Where second language learners will enjoy this book is actually seeing Spanish in action. They can define new words. They will see verb tenses in action, like era, vesti, sentia, tenia and so many more examples of past, and future imperative and other instances of verbs being used in instances other than the present tense. It’s very important to know your verbs, but knowing and using them correctly in their various tenses is what separates being able to communicate from being on the path to fluency. It’s that fluency in a second or third language that can open up any number of employment opportunities in various industries simply due to being fluent in that language.

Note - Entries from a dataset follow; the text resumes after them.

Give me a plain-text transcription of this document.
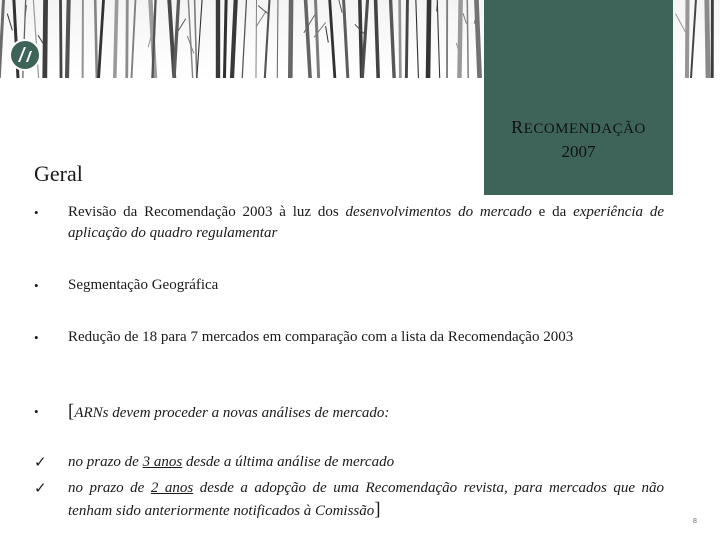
RECOMENDAÇÃO
2007
Geral
•	Revisão da Recomendação 2003 à luz dos desenvolvimentos do mercado e da experiência de aplicação do quadro regulamentar
•	Segmentação Geográfica
•	Redução de 18 para 7 mercados em comparação com a lista da Recomendação 2003
•	[ARNs devem proceder a novas análises de mercado:
✓	no prazo de 3 anos desde a última análise de mercado
✓	no prazo de 2 anos desde a adopção de uma Recomendação revista, para mercados que não tenham sido anteriormente notificados à Comissão]
8
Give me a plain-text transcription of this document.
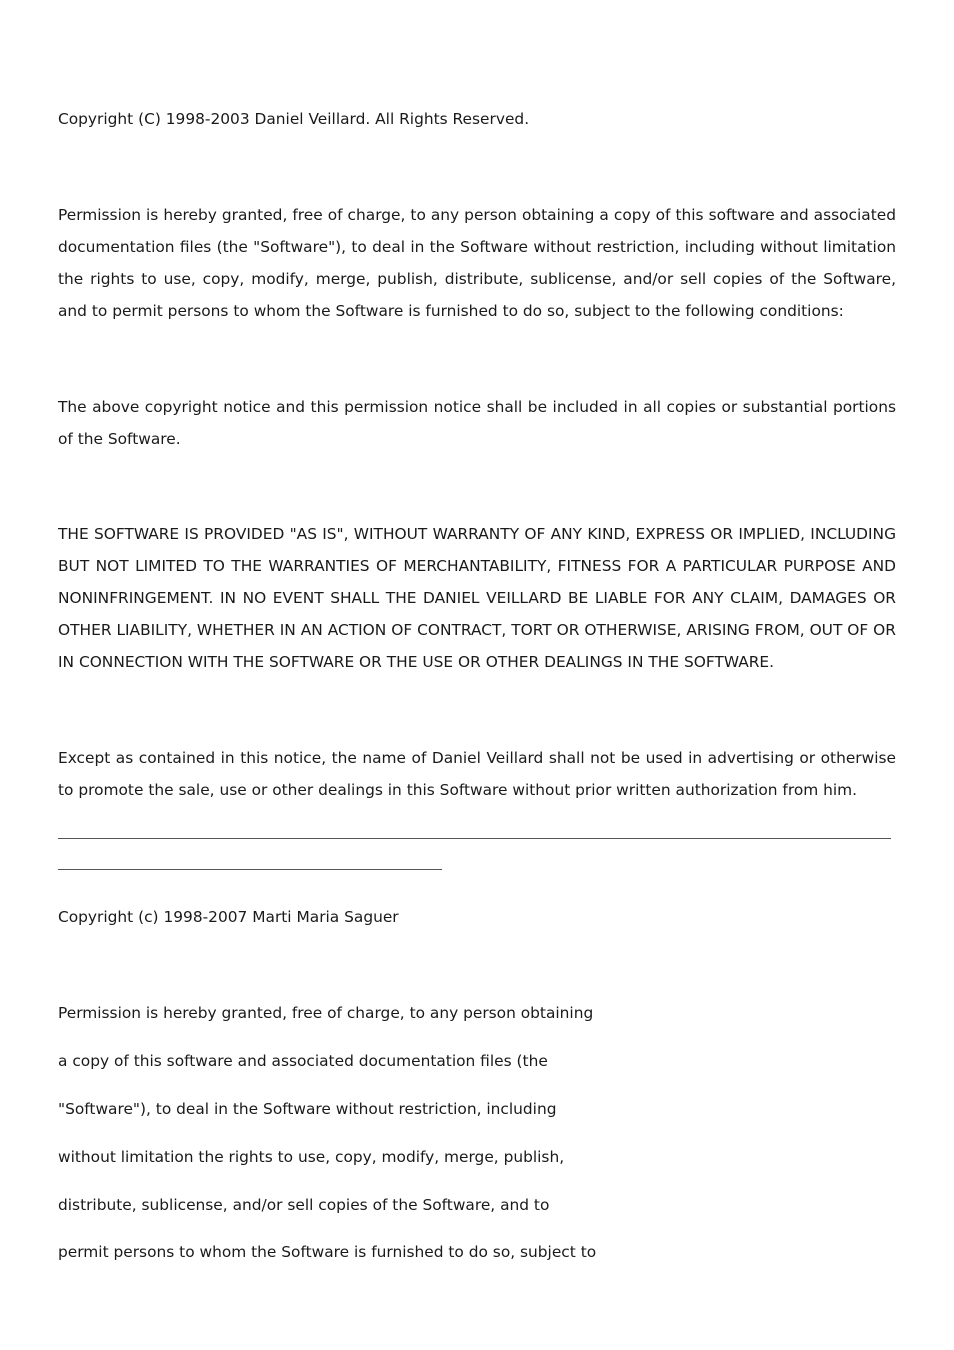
Copyright (C) 1998-2003 Daniel Veillard. All Rights Reserved.

Permission is hereby granted, free of charge, to any person obtaining a copy of this software and associated documentation files (the "Software"), to deal in the Software without restriction, including without limitation the rights to use, copy, modify, merge, publish, distribute, sublicense, and/or sell copies of the Software, and to permit persons to whom the Software is furnished to do so, subject to the following conditions:

The above copyright notice and this permission notice shall be included in all copies or substantial portions of the Software.

THE SOFTWARE IS PROVIDED "AS IS", WITHOUT WARRANTY OF ANY KIND, EXPRESS OR IMPLIED, INCLUDING BUT NOT LIMITED TO THE WARRANTIES OF MERCHANTABILITY, FITNESS FOR A PARTICULAR PURPOSE AND NONINFRINGEMENT. IN NO EVENT SHALL THE DANIEL VEILLARD BE LIABLE FOR ANY CLAIM, DAMAGES OR OTHER LIABILITY, WHETHER IN AN ACTION OF CONTRACT, TORT OR OTHERWISE, ARISING FROM, OUT OF OR IN CONNECTION WITH THE SOFTWARE OR THE USE OR OTHER DEALINGS IN THE SOFTWARE.

Except as contained in this notice, the name of Daniel Veillard shall not be used in advertising or otherwise to promote the sale, use or other dealings in this Software without prior written authorization from him.

Copyright (c) 1998-2007 Marti Maria Saguer

Permission is hereby granted, free of charge, to any person obtaining

a copy of this software and associated documentation files (the

"Software"), to deal in the Software without restriction, including

without limitation the rights to use, copy, modify, merge, publish,

distribute, sublicense, and/or sell copies of the Software, and to

permit persons to whom the Software is furnished to do so, subject to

Those opportunities start more efficiently when they’re done at a younger age with full immersion and real-world second language tools like Dia de Disfraces. There’s no English translation for readers to default to, it’s all Spanish and will make readers attempt to read the words and learn them for what they are. If the book were in Spanish and English then our lazy nature would take over and readers would compare the Spanish word to the English word and learn nothing. Instead, this is the best kind of learning. It’s a fun, children’s illustrated book that dares students of Spanish to learn it. It’s a children’s illustrated book that’s meant for early elementary ages, I should be able to read this, those middle school students will think. They’ll fall into the rabbit hole, but let them, and make them define the words that they don’t know, use the verbs in the tenses that they’re used in the book, and watch their big brains get even bigger.
Dia de Disfraces is by Blanca Gomez and is available on Abrams Books for Young Readers, an imprint of Abrams Books.